Non sarà un caso che queste idee relative alla concreta prassi scenica, maturate
a livello teorico tra Italia e Francia nel corso di un intero secolo, si affermino con
forza, anche nel contesto milanese, proprio in coincidenza con l’affermasi di nuove
pratiche di lettura del teatro. L’abitudine sempre più diffusa alla lettura silenziosa
dei libri teatrali, con tutti i suoi corollari, non poteva che investire direttamente il
pubblico teatrale, tanto da rendere la ricezione dello spettatore di teatro (che ne era
al contempo lettore) progressivamente incompatibile con una lunga tradizione di
scena rigidamente organizzata, convenzionale, in cui le consuetudini degli attori
prevedevano altresì uno scarso utilizzo della profondità della scena, in cui la stessa
tradizione recitativa fondata sulla declamazione non poteva che contrastare
irrimediabilmente con la naturalità dei mondi immaginati nella lettura.

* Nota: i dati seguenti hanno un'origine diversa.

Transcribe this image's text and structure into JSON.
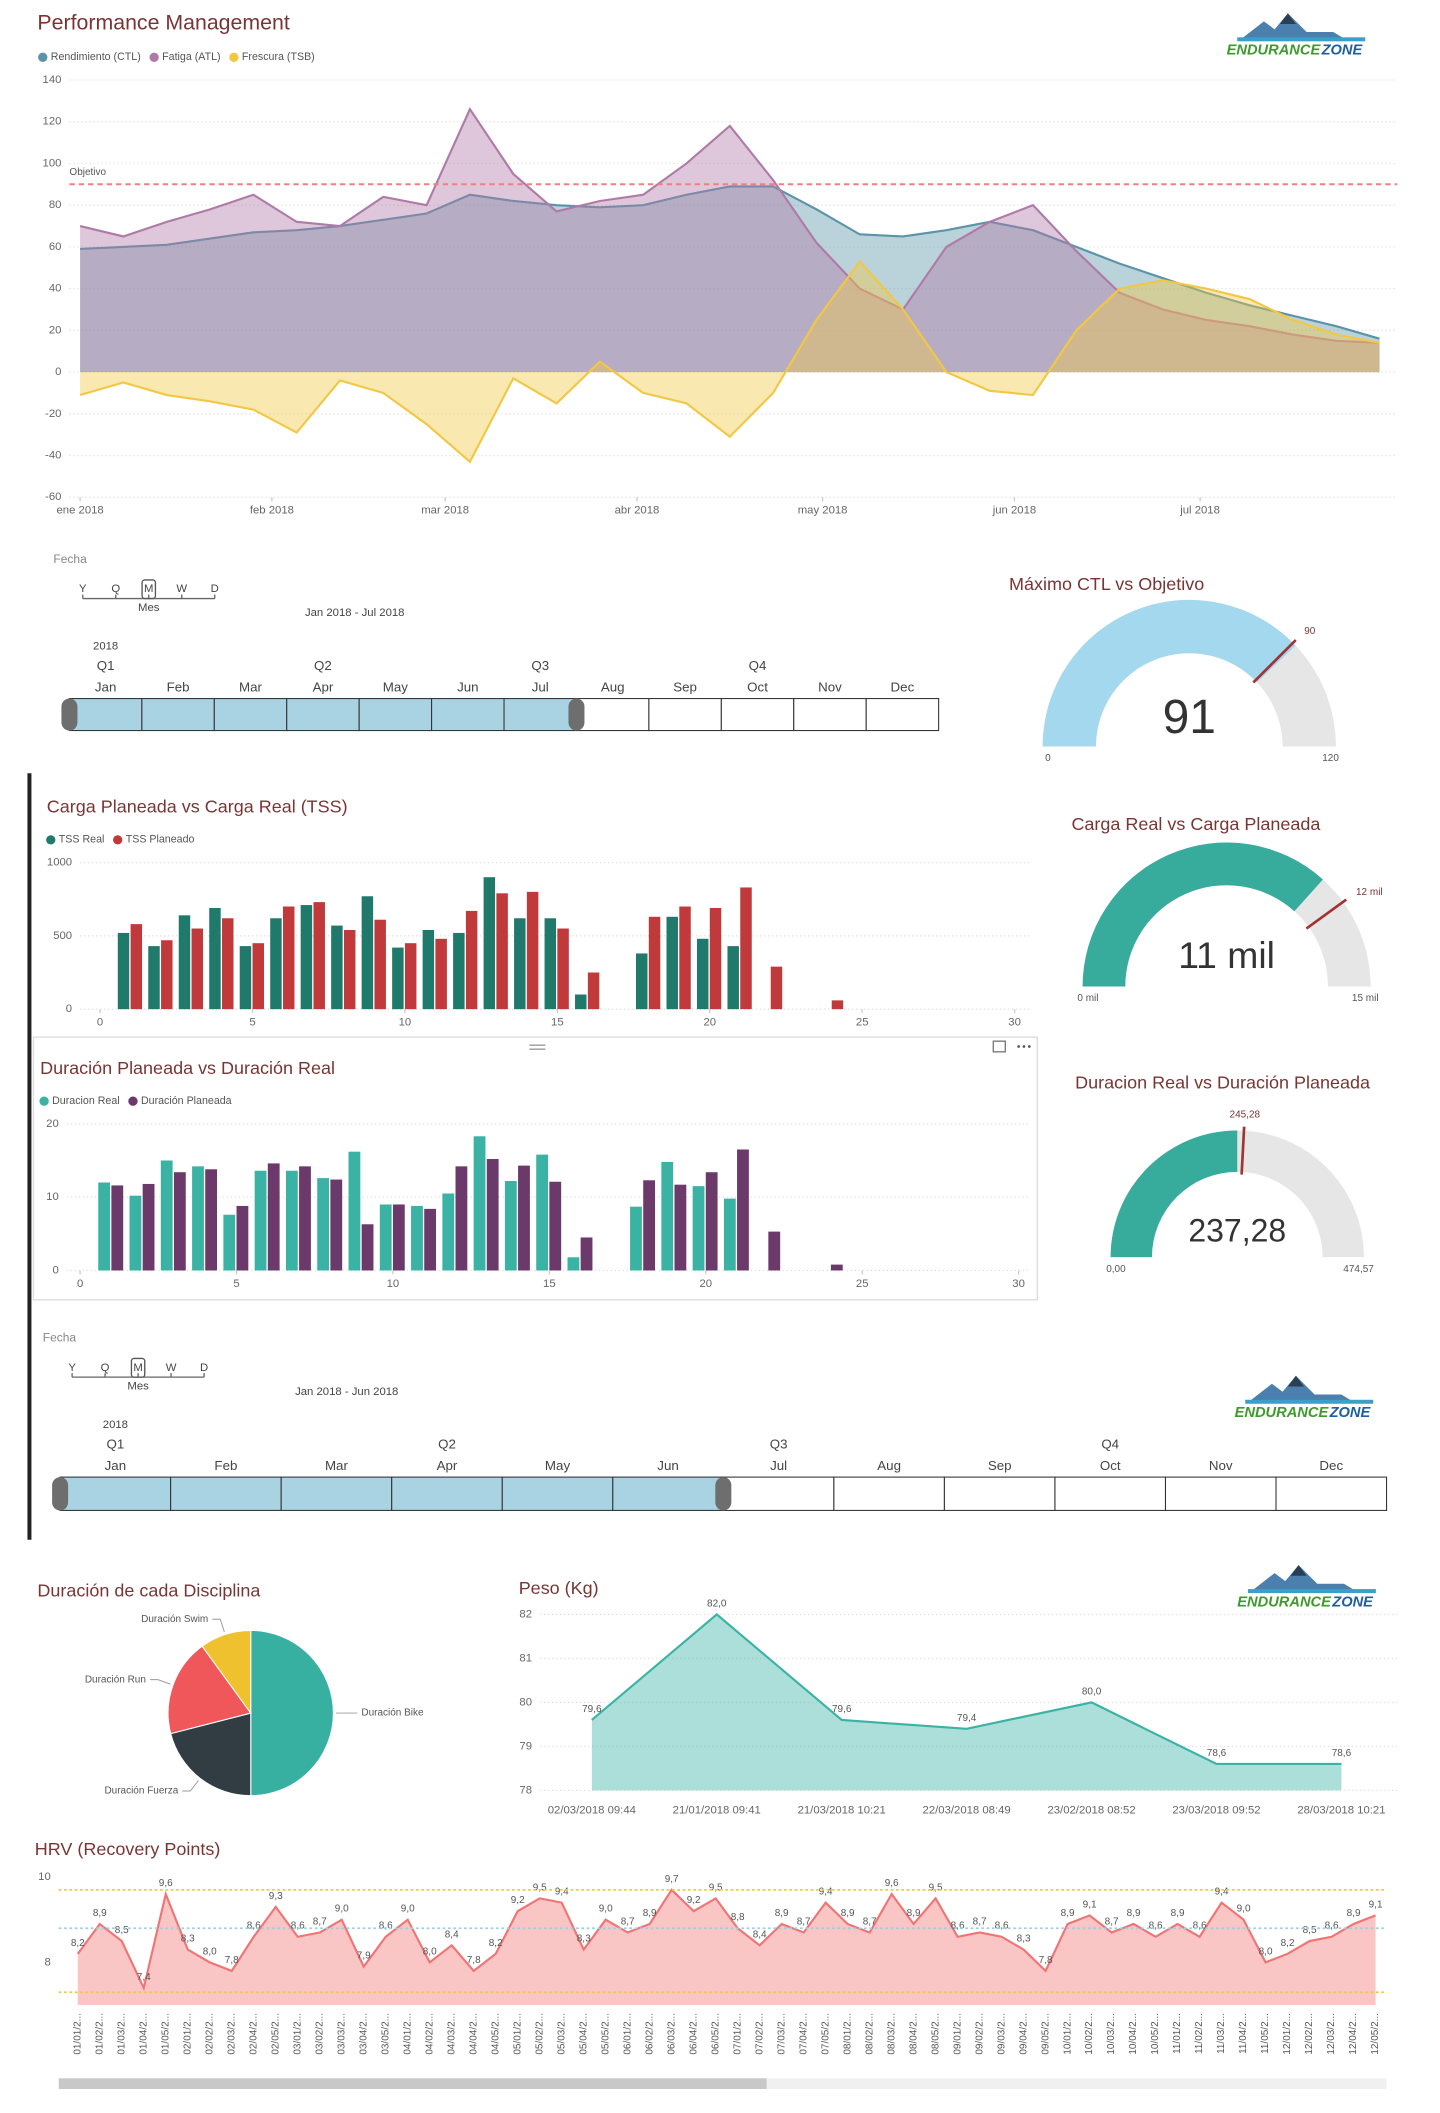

Non ci sbagliamo troppo, forse, nel voler così rintracciare entro questo
contesto e questi processi, le premesse (estetiche certo, ma anche sociali e culturali)
che porteranno, nel secolo successivo, alla definitiva affermazione della autonomia
estetico-linguistica del teatro e a quella che sarà la grande cultura della regia, specie
di quella linea della regia che si imporrà entro le pratiche della scena in quanto
salvaguardia del testo drammatico letterario; salvaguardia dell’Autore dunque, ma
soprattutto, al contempo, delle esigenze di un pubblico di lettori.